Deux heures plus tard, il ressortit enfin à l'air libre, complètement harassé mais laissant la blouse au bloc. Il aurait bien dormi, au moins un peu, mais les explications vaseuses du lieutenant Jensen l'avaient mis sur le qui-vive. Celui-ci s'était assis près du lazaret de fortune, froissant sa casquette d'assaut entre les mains sans s'en rendre compte. L'ignorant pour l'instant, von Falkenstein se dirigea vers le tonneau plein d'eau de pluie qui n'allait pas tarder à croupir, en retira le couvercle et y plongea la tête. Il ne se releva que lorsqu'il fut au bord de l'asphyxie et entreprit de se décrasser les mains puis la face. L'eau glacée ne le réveilla pas suffisamment. S'il n'était pas autant crevé, il aurait volontiers balancé son uniforme pour aller nager dans la rivière, en dépit des cadavres qui devaient encore s'y baigner en amont. Au moins, il se serait débarrassé de cette tenue qu'il n'avait guère le temps de laver.
— Bon, dit-il à Jensen en revenant vers lui, encore tout dégoulinant. C'est quoi cette histoire ?
Il s'épongea les cheveux avec les paumes, tentant tant bien que mal de les plaquer en arrière et de les inciter à rester tranquilles.

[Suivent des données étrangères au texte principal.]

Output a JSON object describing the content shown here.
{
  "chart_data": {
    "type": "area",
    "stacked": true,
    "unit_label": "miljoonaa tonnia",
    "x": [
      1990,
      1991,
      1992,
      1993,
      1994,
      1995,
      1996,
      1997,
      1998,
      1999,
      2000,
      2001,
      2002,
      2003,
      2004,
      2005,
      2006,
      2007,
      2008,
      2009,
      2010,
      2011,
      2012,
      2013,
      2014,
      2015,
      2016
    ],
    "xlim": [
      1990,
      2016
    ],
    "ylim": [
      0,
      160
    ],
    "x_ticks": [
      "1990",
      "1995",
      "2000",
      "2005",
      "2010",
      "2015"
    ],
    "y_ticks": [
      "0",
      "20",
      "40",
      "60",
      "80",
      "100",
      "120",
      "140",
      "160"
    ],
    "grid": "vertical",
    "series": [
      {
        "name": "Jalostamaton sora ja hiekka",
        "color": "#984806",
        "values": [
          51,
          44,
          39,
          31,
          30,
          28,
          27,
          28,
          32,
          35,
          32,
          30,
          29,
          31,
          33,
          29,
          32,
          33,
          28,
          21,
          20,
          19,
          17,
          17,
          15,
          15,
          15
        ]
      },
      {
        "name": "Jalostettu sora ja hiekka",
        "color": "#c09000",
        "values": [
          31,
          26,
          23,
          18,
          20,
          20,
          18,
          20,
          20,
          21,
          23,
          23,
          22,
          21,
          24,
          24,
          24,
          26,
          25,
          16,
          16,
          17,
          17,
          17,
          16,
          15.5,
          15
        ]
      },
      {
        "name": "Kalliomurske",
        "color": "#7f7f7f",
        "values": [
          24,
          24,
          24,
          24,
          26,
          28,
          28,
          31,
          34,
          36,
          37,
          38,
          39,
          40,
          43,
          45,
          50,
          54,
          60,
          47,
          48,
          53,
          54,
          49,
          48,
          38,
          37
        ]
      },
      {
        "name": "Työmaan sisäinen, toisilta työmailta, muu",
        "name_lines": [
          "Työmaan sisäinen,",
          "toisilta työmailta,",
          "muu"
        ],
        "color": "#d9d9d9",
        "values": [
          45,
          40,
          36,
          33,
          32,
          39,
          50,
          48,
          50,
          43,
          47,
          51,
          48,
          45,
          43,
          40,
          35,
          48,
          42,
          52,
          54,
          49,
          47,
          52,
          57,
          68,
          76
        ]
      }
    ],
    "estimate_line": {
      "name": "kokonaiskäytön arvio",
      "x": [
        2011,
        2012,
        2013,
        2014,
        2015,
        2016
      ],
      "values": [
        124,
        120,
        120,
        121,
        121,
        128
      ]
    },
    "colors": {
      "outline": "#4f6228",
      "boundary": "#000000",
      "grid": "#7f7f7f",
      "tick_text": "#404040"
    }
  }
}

— Quelle histoire ? demanda Jensen en clignant bêtement les yeux.
— Votre gars, là, dit von Falkenstein en renonçant à arranger sa coupe réglementaire. C'est l'un de chez nous. Pourquoi il s'est retrouvé dans cet état ? Et ne me ressortez pas votre justification foireuse de tout à l'heure.
Jensen se contenta de fixer obstinément ses bottes.
— Mon temps est précieux, lui rappela von Falkenstein.
Il n'avait guère la patience pour s'engager dans les palabres. Jensen inspira profondément.
— J'ai un problème, mais je ne pense pas que je devrais vous en parler, dit-il enfin.
Récupérant son képi, soit la pièce la moins sale de son uniforme, von Falkenstein l'enfonça jusqu'au ras des sourcils et se laissa tomber sur le banc de fortune non loin de lui.
— Je vous écoute quand même, répondit-il en allumant une cigarette.
— La méthadone, dit Jensen sans le regarder. Elle calme aussi, comment dire...
Il s'interrompit en attrapant son air inquisiteur.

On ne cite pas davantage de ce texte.